Kai was two years old when he was hit by a van driver who was using his mobile at the wheel. His parents are calling for a change in the law.

Parents Niyutee and Rakesh have shared their story on Sky News. Two-year-old Kai was crossing the road with his grandfather in north-west London when a vehicle went through a red light and hit them both. Kai, now aged four, suffered a brain injury that has left him partially blind and unable to walk, talk or swallow. His grandfather recovered from his injuries but Kai spent time in hospital then eight months at The Children’s Trust for specialist brain injury rehabilitation. The family are calling for tougher sentences backed by their local MP, Conservative Bob Blackman.
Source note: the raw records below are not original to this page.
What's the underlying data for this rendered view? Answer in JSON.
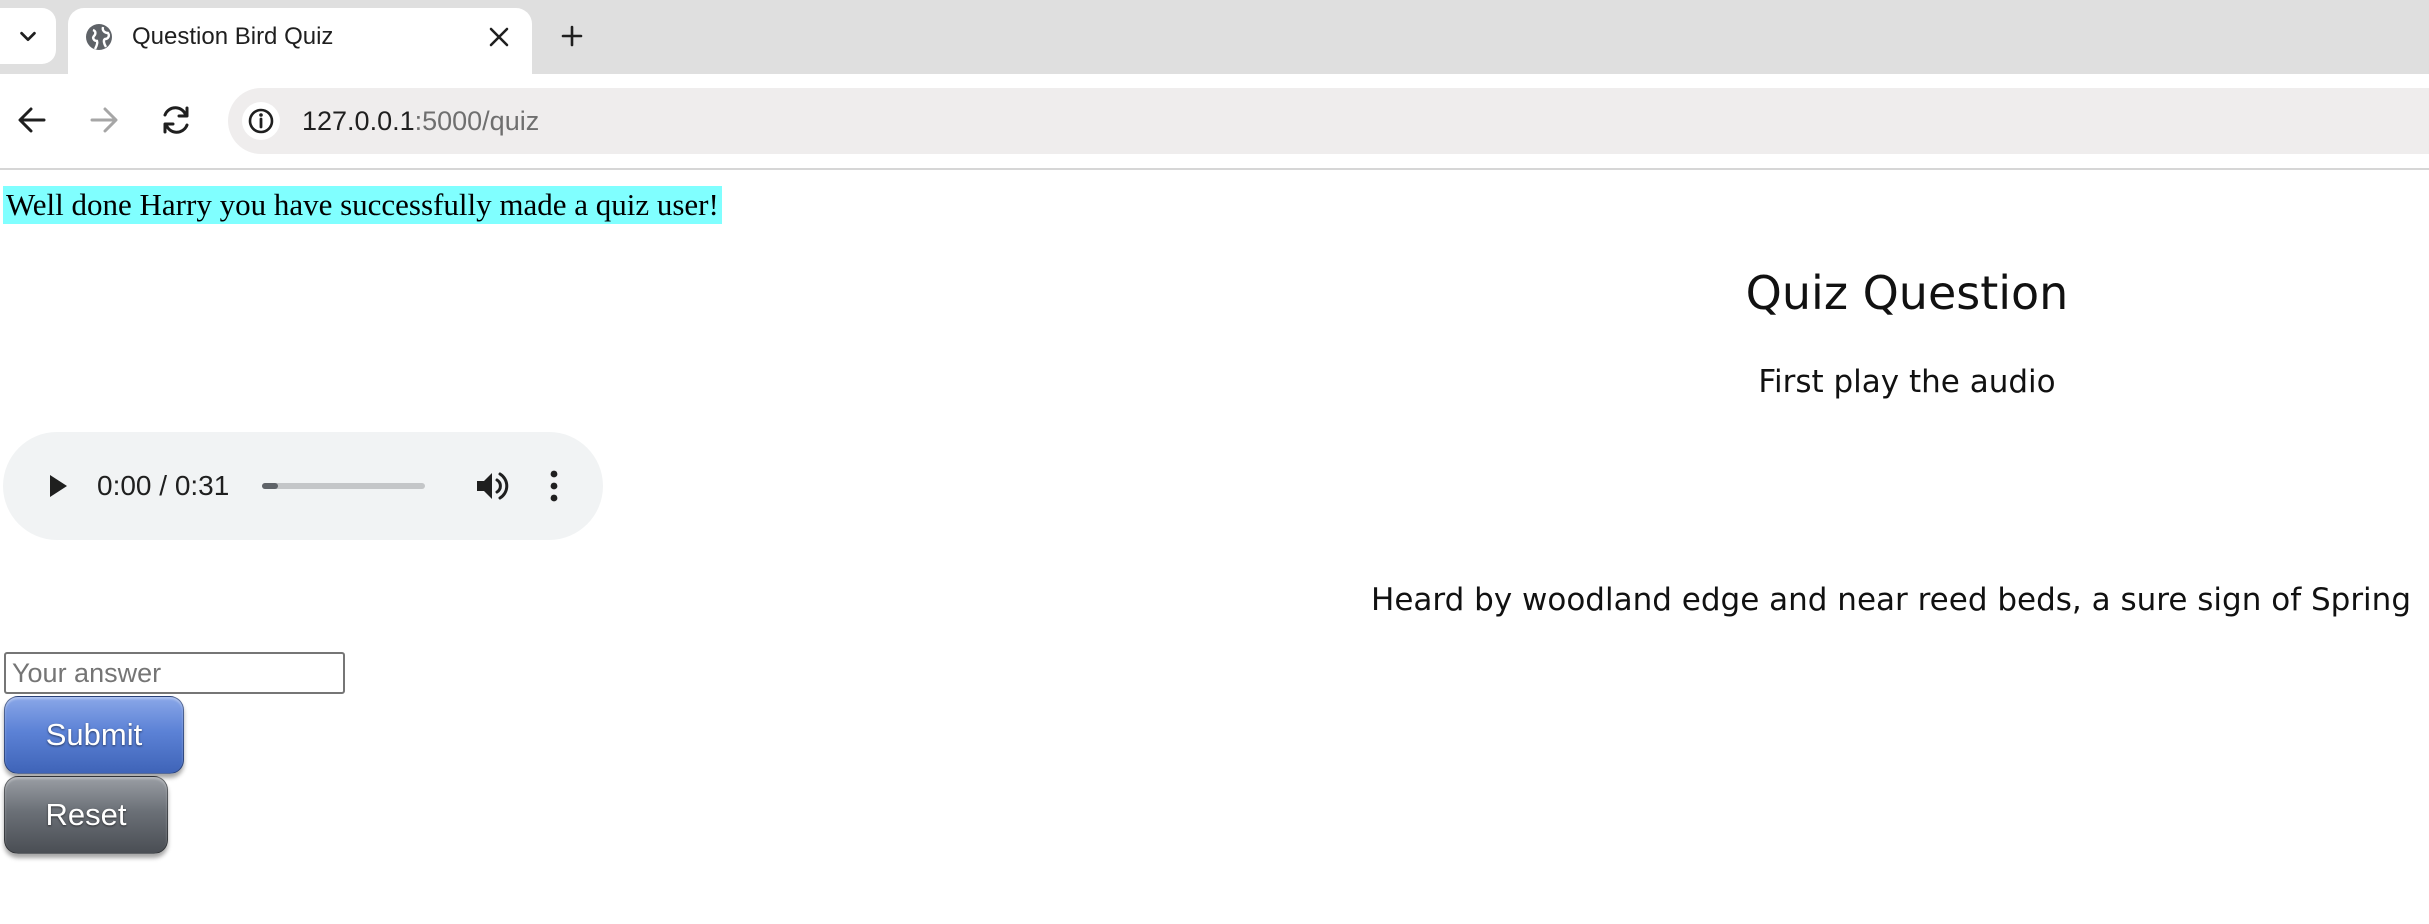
{
  "browser": {
    "tab": {
      "title": "Question Bird Quiz",
      "favicon": "globe-icon"
    },
    "address_bar": {
      "host": "127.0.0.1",
      "path": ":5000/quiz"
    },
    "icons": {
      "tab_menu": "chevron-down-icon",
      "tab_close": "close-icon",
      "new_tab": "plus-icon",
      "back": "arrow-left-icon",
      "forward": "arrow-right-icon",
      "reload": "reload-icon",
      "site_info": "info-icon"
    }
  },
  "page": {
    "flash_message": "Well done Harry you have successfully made a quiz user!",
    "flash_color": "#80ffff",
    "heading": "Quiz Question",
    "instruction": "First play the audio",
    "audio": {
      "time": "0:00 / 0:31",
      "progress": 0.1
    },
    "clue": "Heard by woodland edge and near reed beds, a sure sign of Spring",
    "answer": {
      "placeholder": "Your answer",
      "value": ""
    },
    "buttons": {
      "submit": "Submit",
      "reset": "Reset"
    },
    "colors": {
      "submit": "#5c82d6",
      "reset": "#6b7077"
    }
  }
}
In a video, mum Niyutee told Sky News: "He's obviously very changed. He is not independent, things are done for him." The driver had been using a handheld mobile phone at the time of the accident and was given a two-year suspended sentence for each victim. "There needs to be a change in law," said Kai's father Rakesh. "If I use my mobile phone, nothing is going to happen to me. But when you go out on the road and punch someone or stab someone, then you’re going to go in jail. What's the difference? You've just ruined someone's life." Currently, the maximum penalty for an individual found guilty of causing serious injury by dangerous driving is five years’ imprisonment and/or a fine with a mandatory two-year minimum period of disqualification and endorsement. Last year, the government agreed to increase maximum sentences for those who cause death by dangerous driving to life behind bars. However, more than 26,000 motorists were caught using a handheld mobile phone while driving between 2017-2018. The penalties for using a handheld mobile phone while driving are £200 fines and six penalty points. Novice drivers have their licenses revoked for using their phone behind the wheel in their first 2 years of driving. Niyutee said: “Our lives have been changed forever. We’ve started a petition to change sentencing for drivers on mobile phones causing serious injury/death. We want to do what whatever we can to stop this happening to other families.” Parents Niyutee and Rakesh have raised awareness of brain injury since the accident and both took part in a skydive in September raising over £12,000 for The Children’s Trust.